There's a lot of misunderstanding among the traveling public and beyond about bus-rapid transit, or BRT, according to a recent post on Mobility Lab, the website for a Virginia-based transportation research and development group.

The fact that BRT is highly reliable (read: on time) is often lost in the chatter, because the media, transit agencies and planners usually focus on the service's flashier elements, such as fancy buses with Wi-Fi, the group said.

The post goes on to state that research shows that reliability is the most important attribute among people using mass transit. In short, BRT is the Toyota Camry of transit, because it's reliable and sensible.

A definition of BRT might be in order, although this can be tricky.

The Institute for Transportation and Development Policy defines BRT as having dedicated bus-only lanes, which promote faster travel and ensure that buses aren't delayed because of traffic congestion.

Other BRT basics include: busway alignment in the center of the road or a separate bus-only corridor; keeping buses away from curbs; fare payment at the station, instead of on the bus; a ban on turns across the bus lane for traffic, and platform-level boarding, making it accessible for wheelchairs, strollers and carts.

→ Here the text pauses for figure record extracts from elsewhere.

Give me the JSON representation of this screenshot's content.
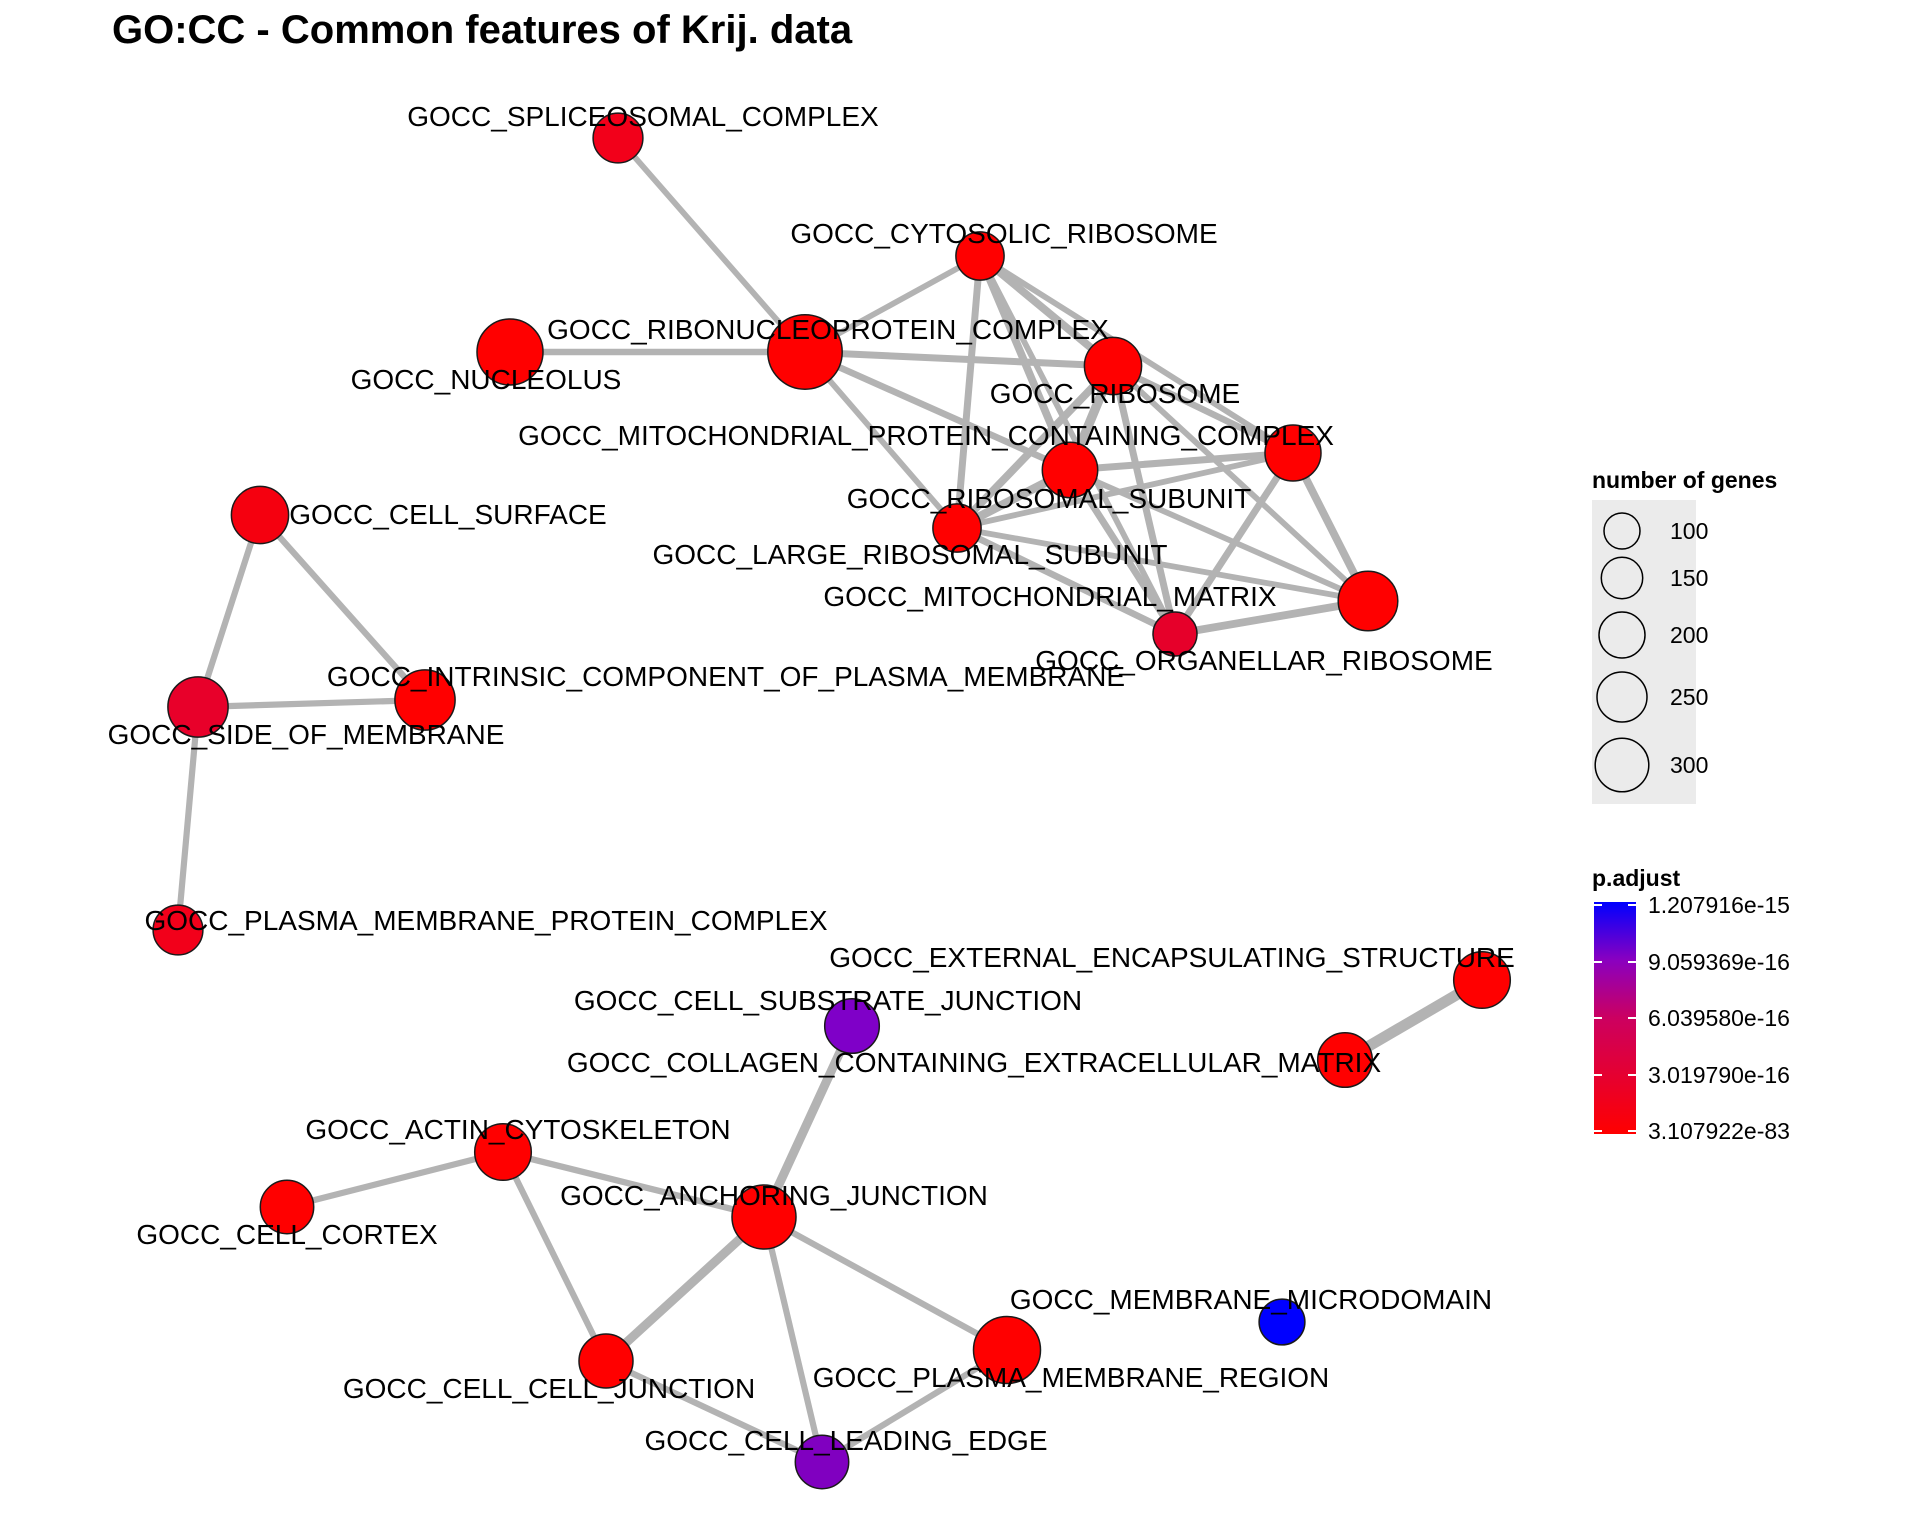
{
  "title": "GO:CC - Common features of Krij. data",
  "colors": {
    "edge": "#b3b3b3",
    "node_stroke": "#1a1a1a",
    "low_p": "#ff0000",
    "high_p": "#0000ff",
    "size_legend_bg": "#ebebeb"
  },
  "nodes": [
    {
      "id": "spliceosomal",
      "label": "GOCC_SPLICEOSOMAL_COMPLEX",
      "genes": 105,
      "color": "#f2001a"
    },
    {
      "id": "cytosolic_ribosome",
      "label": "GOCC_CYTOSOLIC_RIBOSOME",
      "genes": 95,
      "color": "#ff0000"
    },
    {
      "id": "ribonucleoprotein",
      "label": "GOCC_RIBONUCLEOPROTEIN_COMPLEX",
      "genes": 330,
      "color": "#ff0000"
    },
    {
      "id": "nucleolus",
      "label": "GOCC_NUCLEOLUS",
      "genes": 240,
      "color": "#ff0000"
    },
    {
      "id": "ribosome",
      "label": "GOCC_RIBOSOME",
      "genes": 160,
      "color": "#ff0000"
    },
    {
      "id": "mito_protein_complex",
      "label": "GOCC_MITOCHONDRIAL_PROTEIN_CONTAINING_COMPLEX",
      "genes": 150,
      "color": "#ff0000"
    },
    {
      "id": "ribosomal_subunit",
      "label": "GOCC_RIBOSOMAL_SUBUNIT",
      "genes": 145,
      "color": "#ff0000"
    },
    {
      "id": "large_ribosomal_subunit",
      "label": "GOCC_LARGE_RIBOSOMAL_SUBUNIT",
      "genes": 95,
      "color": "#ff0000"
    },
    {
      "id": "mito_matrix",
      "label": "GOCC_MITOCHONDRIAL_MATRIX",
      "genes": 180,
      "color": "#ff0000"
    },
    {
      "id": "organellar_ribosome",
      "label": "GOCC_ORGANELLAR_RIBOSOME",
      "genes": 70,
      "color": "#e6002a"
    },
    {
      "id": "cell_surface",
      "label": "GOCC_CELL_SURFACE",
      "genes": 160,
      "color": "#f5000f"
    },
    {
      "id": "intrinsic_pm",
      "label": "GOCC_INTRINSIC_COMPONENT_OF_PLASMA_MEMBRANE",
      "genes": 185,
      "color": "#ff0000"
    },
    {
      "id": "side_of_membrane",
      "label": "GOCC_SIDE_OF_MEMBRANE",
      "genes": 185,
      "color": "#e8002a"
    },
    {
      "id": "pm_protein_complex",
      "label": "GOCC_PLASMA_MEMBRANE_PROTEIN_COMPLEX",
      "genes": 105,
      "color": "#f2001a"
    },
    {
      "id": "external_encapsulating",
      "label": "GOCC_EXTERNAL_ENCAPSULATING_STRUCTURE",
      "genes": 155,
      "color": "#ff0000"
    },
    {
      "id": "cell_substrate_junction",
      "label": "GOCC_CELL_SUBSTRATE_JUNCTION",
      "genes": 140,
      "color": "#7f00c8"
    },
    {
      "id": "collagen_ecm",
      "label": "GOCC_COLLAGEN_CONTAINING_EXTRACELLULAR_MATRIX",
      "genes": 140,
      "color": "#ff0000"
    },
    {
      "id": "actin_cytoskeleton",
      "label": "GOCC_ACTIN_CYTOSKELETON",
      "genes": 155,
      "color": "#ff0000"
    },
    {
      "id": "cell_cortex",
      "label": "GOCC_CELL_CORTEX",
      "genes": 130,
      "color": "#ff0000"
    },
    {
      "id": "anchoring_junction",
      "label": "GOCC_ANCHORING_JUNCTION",
      "genes": 220,
      "color": "#ff0000"
    },
    {
      "id": "membrane_microdomain",
      "label": "GOCC_MEMBRANE_MICRODOMAIN",
      "genes": 80,
      "color": "#0000ff"
    },
    {
      "id": "cell_cell_junction",
      "label": "GOCC_CELL_CELL_JUNCTION",
      "genes": 135,
      "color": "#ff0000"
    },
    {
      "id": "pm_region",
      "label": "GOCC_PLASMA_MEMBRANE_REGION",
      "genes": 250,
      "color": "#ff0000"
    },
    {
      "id": "leading_edge",
      "label": "GOCC_CELL_LEADING_EDGE",
      "genes": 130,
      "color": "#8000c0"
    }
  ],
  "edges": [
    {
      "source": "spliceosomal",
      "target": "ribonucleoprotein",
      "weight": 0.35
    },
    {
      "source": "nucleolus",
      "target": "ribonucleoprotein",
      "weight": 0.45
    },
    {
      "source": "ribonucleoprotein",
      "target": "cytosolic_ribosome",
      "weight": 0.35
    },
    {
      "source": "ribonucleoprotein",
      "target": "ribosome",
      "weight": 0.5
    },
    {
      "source": "ribonucleoprotein",
      "target": "ribosomal_subunit",
      "weight": 0.45
    },
    {
      "source": "ribonucleoprotein",
      "target": "large_ribosomal_subunit",
      "weight": 0.35
    },
    {
      "source": "cytosolic_ribosome",
      "target": "ribosome",
      "weight": 0.6
    },
    {
      "source": "cytosolic_ribosome",
      "target": "ribosomal_subunit",
      "weight": 0.6
    },
    {
      "source": "cytosolic_ribosome",
      "target": "large_ribosomal_subunit",
      "weight": 0.5
    },
    {
      "source": "cytosolic_ribosome",
      "target": "organellar_ribosome",
      "weight": 0.35
    },
    {
      "source": "cytosolic_ribosome",
      "target": "mito_protein_complex",
      "weight": 0.35
    },
    {
      "source": "ribosome",
      "target": "ribosomal_subunit",
      "weight": 0.8
    },
    {
      "source": "ribosome",
      "target": "large_ribosomal_subunit",
      "weight": 0.6
    },
    {
      "source": "ribosome",
      "target": "organellar_ribosome",
      "weight": 0.5
    },
    {
      "source": "ribosome",
      "target": "mito_protein_complex",
      "weight": 0.45
    },
    {
      "source": "ribosome",
      "target": "mito_matrix",
      "weight": 0.35
    },
    {
      "source": "ribosomal_subunit",
      "target": "large_ribosomal_subunit",
      "weight": 0.7
    },
    {
      "source": "ribosomal_subunit",
      "target": "organellar_ribosome",
      "weight": 0.5
    },
    {
      "source": "ribosomal_subunit",
      "target": "mito_protein_complex",
      "weight": 0.5
    },
    {
      "source": "ribosomal_subunit",
      "target": "mito_matrix",
      "weight": 0.35
    },
    {
      "source": "large_ribosomal_subunit",
      "target": "mito_protein_complex",
      "weight": 0.35
    },
    {
      "source": "large_ribosomal_subunit",
      "target": "organellar_ribosome",
      "weight": 0.45
    },
    {
      "source": "large_ribosomal_subunit",
      "target": "mito_matrix",
      "weight": 0.35
    },
    {
      "source": "mito_protein_complex",
      "target": "mito_matrix",
      "weight": 0.6
    },
    {
      "source": "mito_protein_complex",
      "target": "organellar_ribosome",
      "weight": 0.5
    },
    {
      "source": "mito_matrix",
      "target": "organellar_ribosome",
      "weight": 0.6
    },
    {
      "source": "cell_surface",
      "target": "side_of_membrane",
      "weight": 0.4
    },
    {
      "source": "cell_surface",
      "target": "intrinsic_pm",
      "weight": 0.4
    },
    {
      "source": "side_of_membrane",
      "target": "intrinsic_pm",
      "weight": 0.4
    },
    {
      "source": "side_of_membrane",
      "target": "pm_protein_complex",
      "weight": 0.4
    },
    {
      "source": "external_encapsulating",
      "target": "collagen_ecm",
      "weight": 1.0
    },
    {
      "source": "cell_substrate_junction",
      "target": "anchoring_junction",
      "weight": 0.75
    },
    {
      "source": "actin_cytoskeleton",
      "target": "cell_cortex",
      "weight": 0.4
    },
    {
      "source": "actin_cytoskeleton",
      "target": "anchoring_junction",
      "weight": 0.4
    },
    {
      "source": "actin_cytoskeleton",
      "target": "cell_cell_junction",
      "weight": 0.4
    },
    {
      "source": "anchoring_junction",
      "target": "cell_cell_junction",
      "weight": 0.75
    },
    {
      "source": "anchoring_junction",
      "target": "pm_region",
      "weight": 0.4
    },
    {
      "source": "anchoring_junction",
      "target": "leading_edge",
      "weight": 0.4
    },
    {
      "source": "cell_cell_junction",
      "target": "leading_edge",
      "weight": 0.4
    },
    {
      "source": "pm_region",
      "target": "leading_edge",
      "weight": 0.4
    }
  ],
  "legend_size": {
    "title": "number of genes",
    "values": [
      100,
      150,
      200,
      250,
      300
    ],
    "labels": [
      "100",
      "150",
      "200",
      "250",
      "300"
    ]
  },
  "legend_color": {
    "title": "p.adjust",
    "labels": [
      "1.207916e-15",
      "9.059369e-16",
      "6.039580e-16",
      "3.019790e-16",
      "3.107922e-83"
    ]
  }
}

Bus-rapid transit has proved popular in places such as South America and China, although there are a few "true" BRT lines in the United States, including the HealthLine in Cleveland and the Orange Line in Los Angeles.

Part of the problem is that BRT in the United States involves different kinds of bus service that may not fit a prescribed description. That's certainly true in the Twin Cities, where there's no BRT system that has its own busway — yet.

Not quite BRT

Now, there's the $112 million Red Line, the Twin Cities' first BRT line connecting the Mall of America with the Apple Valley Transit Station along Cedar Avenue. And, there's the A-line, which connects the 46th Street Blue Line LRT station in Minneapolis to Rosedale Mall in Roseville. The A-line opened last summer and has enjoyed wide acceptance among riders, according to Metro Transit.

The $27 million A-line has BRT attributes — including payment before boarding, at-grade boarding, limited stops and signal optimization, which coaxes traffic signals to stay green at 19 of the 34 signals along the line.

But Metro Transit calls it a "rapid bus" as opposed to BRT because it travels in traffic along the busy Snelling Avenue corridor in St. Paul. Metro Transit plans at least a dozen more of these rapid bus lines in the next 15 years.

The planned $150 million Orange Line, which will connect downtown Minneapolis to Burnsville along Interstate 35W, is in the works. So is the C Line, which will travel largely along Penn Avenue between downtown Minneapolis and Brooklyn Center.

The first "true" BRT line in the Twin Cities will be the $485 million Gold Line, slated to have its own busway linking the Union Depot in downtown St. Paul to Woodbury. That's in the works, too.

According to Dennis Hinebaugh, director of the Washington, D.C.-based National BRT Institute, "In the United States, there's a wide range of BRT. We look at it in broad terms, and so does the Federal Transit Administration," a key funder of BRT projects.

Any way you look at it, Hinebaugh says BRT "is a lot better than local [bus] service."

Having a dedicated corridor for BRT is "a fine goal," he noted, but is often a difficult one to attain, since corridors need a fair amount of land on which to build.